Today while driving to meet someone for talmud study, I came to some road construction. The road was reduced to one lane, with flaggers [1] at each end. As is usual, cars accumulate at the "waiting" side until there's a backlog and then they switch directions. Today the traffic seemed to be moving very slowly (even for construction zones).

When I got to the middle of the stretch I saw why: there was a large opening in the middle of the road. Even in my Honda Fit, I went slightly onto the sidewalk to get through. It would have been much worse for larger vehicles.

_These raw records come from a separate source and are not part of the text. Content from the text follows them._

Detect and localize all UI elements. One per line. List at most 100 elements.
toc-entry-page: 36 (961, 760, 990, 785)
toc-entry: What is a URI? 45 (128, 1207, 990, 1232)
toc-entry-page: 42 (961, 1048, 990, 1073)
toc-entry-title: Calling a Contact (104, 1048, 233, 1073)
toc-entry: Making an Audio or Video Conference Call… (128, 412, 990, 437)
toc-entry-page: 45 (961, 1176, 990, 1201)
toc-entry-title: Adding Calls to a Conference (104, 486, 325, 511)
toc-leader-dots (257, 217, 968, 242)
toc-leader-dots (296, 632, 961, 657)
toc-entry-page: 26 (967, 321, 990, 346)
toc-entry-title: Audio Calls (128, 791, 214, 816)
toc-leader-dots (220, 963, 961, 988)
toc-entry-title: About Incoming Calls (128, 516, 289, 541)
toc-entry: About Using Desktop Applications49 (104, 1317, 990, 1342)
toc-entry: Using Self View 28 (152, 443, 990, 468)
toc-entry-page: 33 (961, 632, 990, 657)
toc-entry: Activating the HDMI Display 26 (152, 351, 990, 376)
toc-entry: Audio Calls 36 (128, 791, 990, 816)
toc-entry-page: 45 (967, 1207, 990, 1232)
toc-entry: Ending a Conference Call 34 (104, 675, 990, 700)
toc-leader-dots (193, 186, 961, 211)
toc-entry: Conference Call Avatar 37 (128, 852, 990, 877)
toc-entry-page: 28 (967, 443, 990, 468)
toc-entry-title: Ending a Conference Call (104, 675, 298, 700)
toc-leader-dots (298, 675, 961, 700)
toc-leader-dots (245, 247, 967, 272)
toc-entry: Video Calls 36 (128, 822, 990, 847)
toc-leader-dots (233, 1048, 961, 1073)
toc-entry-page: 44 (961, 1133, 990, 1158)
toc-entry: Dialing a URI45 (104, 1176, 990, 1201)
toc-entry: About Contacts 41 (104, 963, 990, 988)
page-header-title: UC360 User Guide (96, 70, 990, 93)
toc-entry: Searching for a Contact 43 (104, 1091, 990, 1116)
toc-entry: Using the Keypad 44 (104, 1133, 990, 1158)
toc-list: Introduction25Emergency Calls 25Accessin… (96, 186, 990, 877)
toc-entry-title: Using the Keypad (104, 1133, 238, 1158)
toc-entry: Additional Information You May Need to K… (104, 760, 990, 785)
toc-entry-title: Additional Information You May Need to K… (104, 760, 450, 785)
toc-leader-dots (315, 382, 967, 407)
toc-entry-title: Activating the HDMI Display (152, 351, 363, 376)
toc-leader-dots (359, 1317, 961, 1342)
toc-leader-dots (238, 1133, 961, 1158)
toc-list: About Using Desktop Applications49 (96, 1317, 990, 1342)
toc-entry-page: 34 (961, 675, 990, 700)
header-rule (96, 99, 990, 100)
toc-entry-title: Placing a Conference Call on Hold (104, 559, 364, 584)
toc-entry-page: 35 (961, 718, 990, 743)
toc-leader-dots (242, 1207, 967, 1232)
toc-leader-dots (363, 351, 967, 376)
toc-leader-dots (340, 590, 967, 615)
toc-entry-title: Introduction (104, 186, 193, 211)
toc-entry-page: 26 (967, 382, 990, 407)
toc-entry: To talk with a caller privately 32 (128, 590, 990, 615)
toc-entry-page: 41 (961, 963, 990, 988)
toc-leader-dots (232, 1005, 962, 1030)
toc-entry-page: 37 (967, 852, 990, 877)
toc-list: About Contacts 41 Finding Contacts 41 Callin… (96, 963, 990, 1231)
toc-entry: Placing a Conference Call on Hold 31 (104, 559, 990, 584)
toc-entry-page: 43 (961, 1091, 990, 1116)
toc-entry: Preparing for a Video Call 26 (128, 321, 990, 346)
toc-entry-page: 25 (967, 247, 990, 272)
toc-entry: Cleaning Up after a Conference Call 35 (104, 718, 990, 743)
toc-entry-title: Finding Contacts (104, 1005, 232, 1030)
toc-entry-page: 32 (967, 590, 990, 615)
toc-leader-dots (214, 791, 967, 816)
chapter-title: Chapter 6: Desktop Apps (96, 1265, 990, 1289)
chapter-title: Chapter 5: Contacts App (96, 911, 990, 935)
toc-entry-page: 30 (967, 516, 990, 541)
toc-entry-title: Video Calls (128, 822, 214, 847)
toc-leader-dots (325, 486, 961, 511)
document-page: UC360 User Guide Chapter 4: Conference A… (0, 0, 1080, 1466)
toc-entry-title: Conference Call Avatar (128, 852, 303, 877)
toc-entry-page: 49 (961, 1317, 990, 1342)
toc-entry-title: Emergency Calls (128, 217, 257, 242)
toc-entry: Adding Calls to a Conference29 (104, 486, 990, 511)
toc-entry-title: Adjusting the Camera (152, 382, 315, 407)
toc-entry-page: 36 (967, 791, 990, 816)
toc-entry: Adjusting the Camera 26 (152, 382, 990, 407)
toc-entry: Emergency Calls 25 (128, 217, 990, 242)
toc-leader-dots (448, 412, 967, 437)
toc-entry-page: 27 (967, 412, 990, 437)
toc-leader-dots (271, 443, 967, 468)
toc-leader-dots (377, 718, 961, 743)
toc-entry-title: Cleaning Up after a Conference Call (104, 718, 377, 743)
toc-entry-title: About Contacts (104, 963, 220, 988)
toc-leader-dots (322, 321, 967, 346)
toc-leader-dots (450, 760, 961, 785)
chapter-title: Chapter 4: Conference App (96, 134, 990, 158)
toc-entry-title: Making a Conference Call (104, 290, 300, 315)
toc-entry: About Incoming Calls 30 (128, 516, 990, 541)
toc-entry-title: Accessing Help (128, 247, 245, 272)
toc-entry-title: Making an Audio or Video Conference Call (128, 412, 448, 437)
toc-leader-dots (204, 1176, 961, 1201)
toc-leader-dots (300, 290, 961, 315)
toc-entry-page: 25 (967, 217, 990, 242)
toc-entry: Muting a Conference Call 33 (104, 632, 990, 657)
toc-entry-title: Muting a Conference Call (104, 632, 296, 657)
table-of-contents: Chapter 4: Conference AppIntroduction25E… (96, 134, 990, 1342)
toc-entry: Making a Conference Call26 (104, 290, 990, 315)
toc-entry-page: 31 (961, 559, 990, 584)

Naturally, I found myself wondering about the halacha. The torah (Mishpatim, Exodus 21) tells us that if one opens a pit in the public thoroughfare and an animal falls in, the one who dug the pit is liable for the damage. The talmud (Bava Kamma 49b and nearby) has some discussion of this, including the case where the pit is covered which is deemed to be safe. But I saw nothing about pits that have active watchers like the construction workers. And while it might be there somewhere, I didn't see discussion about people falling in, and that might be different because people have more agency than oxen.

I wonder how Jewish law would handle the case where a driver, despite best efforts, took damage while driving around this pit, particularly if traffic behind precludes backing out of the situation. Would the Jewish court rule that the diggers of the pit were insufficiently cautious and are liable for the damage? Perhaps they would argue that the workers could have closed the road entirely for that block to avert the problem. Or would they rule that there was an active warning and the driver is responsible, even though there was no cover? Would it be different if the workers had taken a lunch break and put up a "caution" sign? Does it matter that it was a public-works project (like the wells discussed in the talmud) rather than something for private gain?

As a practical matter, of course, the driver submits an insurance claim and nobody sues the government for damages. But I'm curious about the rabbinic answer, not the modern practical answer. I mentioned it to the rabbi I was studying with at the end of our session but we didn't dig into it. Maybe I'll ask on the Judaism community on Codidact.

[1] Not actually flags, but people holding the signs that say "stop" on one side and "slow" on the other to regulate flow through the zone. Is there a name for that role?